A New Believer


I have listened to many systems over the years, and have never appreciated the difference speaker cables can make to a sound. In fact, I was so skeptical of the sound changes they can make that I have always not bothered with any special type of cables, generally going for generic (and dare I say it) roughly made ANY copper wire plugged in to amp and speaker. Well, imagine my surprise when I decided to do a blind test and listen to what difference cabling can make. Wow, my Vand 3A Sig's had been getting strangled! (some of you guys may want to strangle me if I told you what connects I had been using). So I am now a firm believer, cables DO make a difference.
joshc

Showing 2 responses by douglas_schroeder

What's humorous is when the experience of hearing the difference is made so easily available, yet people will harp on its impossibility. I have little time for people who in their arrogance insist that efficacious changes in cables are impossible.

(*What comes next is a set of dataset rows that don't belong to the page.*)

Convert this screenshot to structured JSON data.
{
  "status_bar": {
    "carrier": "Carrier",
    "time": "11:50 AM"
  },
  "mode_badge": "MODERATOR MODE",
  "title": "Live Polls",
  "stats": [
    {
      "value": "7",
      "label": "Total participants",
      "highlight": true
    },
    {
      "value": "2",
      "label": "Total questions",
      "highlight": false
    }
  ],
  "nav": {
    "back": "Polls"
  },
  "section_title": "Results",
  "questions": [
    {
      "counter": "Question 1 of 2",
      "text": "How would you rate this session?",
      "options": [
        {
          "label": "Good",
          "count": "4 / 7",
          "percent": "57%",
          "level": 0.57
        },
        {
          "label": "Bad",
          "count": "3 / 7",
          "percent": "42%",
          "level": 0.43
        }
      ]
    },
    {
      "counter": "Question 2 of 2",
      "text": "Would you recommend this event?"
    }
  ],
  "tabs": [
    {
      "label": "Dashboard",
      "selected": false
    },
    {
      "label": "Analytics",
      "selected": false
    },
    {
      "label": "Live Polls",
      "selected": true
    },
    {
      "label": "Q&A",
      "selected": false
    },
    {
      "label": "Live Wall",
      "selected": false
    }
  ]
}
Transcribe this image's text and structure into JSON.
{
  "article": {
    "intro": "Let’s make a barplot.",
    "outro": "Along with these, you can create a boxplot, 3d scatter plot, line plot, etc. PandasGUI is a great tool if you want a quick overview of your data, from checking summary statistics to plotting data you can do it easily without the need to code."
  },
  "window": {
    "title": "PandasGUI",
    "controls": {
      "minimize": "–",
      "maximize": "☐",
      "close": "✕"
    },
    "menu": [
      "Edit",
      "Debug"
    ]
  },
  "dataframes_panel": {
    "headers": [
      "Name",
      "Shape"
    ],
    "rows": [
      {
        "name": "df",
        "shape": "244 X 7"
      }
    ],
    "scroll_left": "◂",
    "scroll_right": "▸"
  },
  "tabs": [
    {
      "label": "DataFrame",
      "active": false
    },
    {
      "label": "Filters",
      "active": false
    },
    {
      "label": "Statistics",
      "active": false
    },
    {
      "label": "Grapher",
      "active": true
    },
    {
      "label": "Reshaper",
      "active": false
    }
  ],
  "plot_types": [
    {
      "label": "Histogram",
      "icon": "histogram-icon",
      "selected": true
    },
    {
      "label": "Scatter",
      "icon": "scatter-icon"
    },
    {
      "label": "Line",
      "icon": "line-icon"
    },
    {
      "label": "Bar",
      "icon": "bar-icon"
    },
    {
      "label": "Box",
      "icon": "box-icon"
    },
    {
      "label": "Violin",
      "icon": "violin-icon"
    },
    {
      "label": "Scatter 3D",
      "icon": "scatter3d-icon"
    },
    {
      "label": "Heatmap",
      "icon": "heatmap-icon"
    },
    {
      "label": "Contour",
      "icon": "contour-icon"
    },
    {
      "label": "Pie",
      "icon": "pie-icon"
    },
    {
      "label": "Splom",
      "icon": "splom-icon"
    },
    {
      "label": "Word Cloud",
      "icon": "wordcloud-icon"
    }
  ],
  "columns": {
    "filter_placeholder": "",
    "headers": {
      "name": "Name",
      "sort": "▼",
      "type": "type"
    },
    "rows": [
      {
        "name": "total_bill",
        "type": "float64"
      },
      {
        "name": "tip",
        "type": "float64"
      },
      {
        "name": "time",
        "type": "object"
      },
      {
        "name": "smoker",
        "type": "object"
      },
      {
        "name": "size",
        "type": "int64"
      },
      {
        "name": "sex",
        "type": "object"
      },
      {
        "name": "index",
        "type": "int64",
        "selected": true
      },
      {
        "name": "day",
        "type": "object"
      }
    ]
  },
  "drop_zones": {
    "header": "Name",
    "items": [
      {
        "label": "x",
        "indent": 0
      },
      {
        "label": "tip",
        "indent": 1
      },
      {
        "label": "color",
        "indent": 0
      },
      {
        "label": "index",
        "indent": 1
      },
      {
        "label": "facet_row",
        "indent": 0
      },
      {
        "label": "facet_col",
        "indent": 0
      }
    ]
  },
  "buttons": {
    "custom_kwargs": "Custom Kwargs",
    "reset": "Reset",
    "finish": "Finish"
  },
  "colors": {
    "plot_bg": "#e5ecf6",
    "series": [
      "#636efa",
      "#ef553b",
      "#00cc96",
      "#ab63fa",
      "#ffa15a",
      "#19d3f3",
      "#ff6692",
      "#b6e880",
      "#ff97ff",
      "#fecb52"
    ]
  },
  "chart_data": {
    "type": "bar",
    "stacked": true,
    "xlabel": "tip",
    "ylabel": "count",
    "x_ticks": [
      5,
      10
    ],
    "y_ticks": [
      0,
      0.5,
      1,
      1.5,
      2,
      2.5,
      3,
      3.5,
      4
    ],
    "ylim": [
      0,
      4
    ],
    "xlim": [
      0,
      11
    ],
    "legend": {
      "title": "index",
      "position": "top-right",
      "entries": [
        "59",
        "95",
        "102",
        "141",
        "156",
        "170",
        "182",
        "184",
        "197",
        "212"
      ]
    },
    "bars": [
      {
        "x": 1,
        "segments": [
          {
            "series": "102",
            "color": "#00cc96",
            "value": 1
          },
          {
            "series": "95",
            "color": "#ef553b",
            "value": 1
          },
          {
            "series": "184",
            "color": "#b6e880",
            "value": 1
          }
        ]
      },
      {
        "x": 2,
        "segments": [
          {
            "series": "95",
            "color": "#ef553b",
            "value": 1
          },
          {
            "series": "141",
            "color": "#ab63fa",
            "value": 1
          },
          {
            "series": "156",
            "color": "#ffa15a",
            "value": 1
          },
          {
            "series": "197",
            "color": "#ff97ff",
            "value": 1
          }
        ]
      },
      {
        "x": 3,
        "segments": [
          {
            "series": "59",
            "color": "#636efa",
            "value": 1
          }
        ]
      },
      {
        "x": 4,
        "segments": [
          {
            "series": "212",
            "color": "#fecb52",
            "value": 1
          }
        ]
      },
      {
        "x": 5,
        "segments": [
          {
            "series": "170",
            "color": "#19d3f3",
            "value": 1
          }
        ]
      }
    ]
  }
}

There will always be cable skeptics, since the ability to hear such changes is predicated upon the quality of the system, the room and hearing acuity.

The more I'm in this game the more I realize there are a LOT of guys who have bad ears; they have such diminishment of hearing that they'll never be able to discern such differences. That adds to the frustration of the ongoing discussion.

There are also a lot of guys who are so proud, so rock-headed that they will not try something unless it's their idea. The kind of man a woman laments being married to, the opposite of the users of the tweaks of questionable value. :)
To be a skeptic you have to deny proof which is not available yet. How much cultural (as in audiophile culture) and personal bias (as in, "It doesn't seem logical, so I'm not going to try it") influence which proof is deemed impossible and wich is deemed unaccessible is an interesting topic.